The post office provides a good example. Sixty years ago, first-class postage was just three cents. But back then, the post office made four deliveries each day, two regular and two special.

Also, sixty years ago, gas stations had attendants who pumped your gas for you, checked your oil, and cleaned your car windshield at no additional charge. And movie theaters had ushers who took you to your seats. I won't even comment on what has happened to service at U.S. airports since 9/11.

Not factoring in such quality decreases - which can be dramatic even in a short period of time - also greatly understates inflation.

4. Assuming consumers will simply turn to less-expensive alternatives. Thus if the price of a steak dinner at a restaurant goes from $19.95 to $24.95, the Department of Commerce simply assumes diners will go to a less expensive restaurant, keeping their meal costs the same.

Like other CPI adjustments, this assumption has little to do with reality and is in the end simply an excuse for manipulating official inflation figures.

5. Exclusion of goods and services whose price is reduced by government subsidies. For instance, the actual cost of a subway ride in New York City is anywhere from $3.50 to $6.00, but riders only pay $1.25. The rest is subsidized by taxes.

But since only the price of a subway ride (and not its actual cost) appears in official price reports, the CPI again appears much lower than it actually is.

Thousands of goods and services in the U.S. are now subsidized by government, including airport security, public schools, medical care, housing for the poor, the interstate highway system, and much of what you eat.

Considering the above list, 7% may be much too low an estimate for the present, real U.S. inflation rate.

Economic consequences of manipulating the CPI

The blatantly false official consumer price index has many harmful consequences for both individuals and our economy as a whole.

First and foremost it causes everyone from individuals to corporations to government to overspend, thanks to artificially low (and unsustainable) interest rates and easy credit.

You can see this everywhere in our society today, from home buyers "qualifying" for loans they can't really afford, thanks to artificially low interest rates . . . to home owners who use their artificially-inflated home equity as an ATM . . . to the federal government's current binge of deficit financing.

As the great free market economist Ludwig Von Mises explained in his masterwork Human Action, manipulation of the money supply creates the destructive boom/bust trade cycle, of overexpansion (boom) followed by unavoidable contraction (recession).

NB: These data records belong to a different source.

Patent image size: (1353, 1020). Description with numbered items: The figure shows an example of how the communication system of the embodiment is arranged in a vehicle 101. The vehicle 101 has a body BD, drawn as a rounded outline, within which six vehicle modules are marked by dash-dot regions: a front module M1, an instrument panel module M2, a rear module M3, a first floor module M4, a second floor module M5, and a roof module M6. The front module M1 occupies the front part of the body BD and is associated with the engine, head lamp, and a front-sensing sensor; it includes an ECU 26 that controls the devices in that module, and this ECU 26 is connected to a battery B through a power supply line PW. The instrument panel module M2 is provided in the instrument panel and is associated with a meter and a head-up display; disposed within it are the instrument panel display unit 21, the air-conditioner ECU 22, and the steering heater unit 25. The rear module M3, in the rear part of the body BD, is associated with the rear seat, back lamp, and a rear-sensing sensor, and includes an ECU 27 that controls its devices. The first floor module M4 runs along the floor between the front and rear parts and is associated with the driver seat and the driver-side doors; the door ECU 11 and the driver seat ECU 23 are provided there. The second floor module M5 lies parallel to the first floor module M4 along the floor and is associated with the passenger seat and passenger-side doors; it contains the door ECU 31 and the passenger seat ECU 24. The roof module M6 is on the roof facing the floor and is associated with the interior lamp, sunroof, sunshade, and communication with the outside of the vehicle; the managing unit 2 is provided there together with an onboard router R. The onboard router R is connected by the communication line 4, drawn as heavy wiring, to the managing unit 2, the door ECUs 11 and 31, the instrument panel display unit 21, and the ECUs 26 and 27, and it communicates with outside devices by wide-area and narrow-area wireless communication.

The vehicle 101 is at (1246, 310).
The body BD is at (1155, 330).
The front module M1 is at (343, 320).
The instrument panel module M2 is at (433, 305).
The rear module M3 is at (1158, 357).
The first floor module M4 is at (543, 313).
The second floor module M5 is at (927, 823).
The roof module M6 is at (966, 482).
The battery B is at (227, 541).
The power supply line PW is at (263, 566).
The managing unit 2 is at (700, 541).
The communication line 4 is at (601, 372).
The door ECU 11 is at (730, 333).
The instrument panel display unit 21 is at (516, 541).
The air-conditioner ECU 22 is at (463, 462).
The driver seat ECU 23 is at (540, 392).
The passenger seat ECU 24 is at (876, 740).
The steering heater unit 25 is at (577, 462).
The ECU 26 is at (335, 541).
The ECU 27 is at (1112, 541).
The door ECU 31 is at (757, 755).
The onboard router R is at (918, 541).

With foreign central banks buying less and less U.S. debt, and complaining about low interest payments, the bust is now not far off and could begin by the end of this year - potentially devastating stocks, bonds, businesses, and jobs.

The Party is About to End

Fed Chairman Alan Greenspan has announced a few months ago that he would be increasing the prime federal funds rate by more this year than he did last year (2.25%). That will mean the end of the days of easy mortgages for all and unrestrained spending.

It could even push the real inflation rate from 7% to 10%+. Such high inflation rates could cause other countries to abandon the dollar and U.S. debt like a hot potato, and in turn trigger a major U.S. recession.

However, not to worry. No matter how high interest rates go and no matter how many people lose their jobs, the "official government inflation rate" will still probably be well under 3%.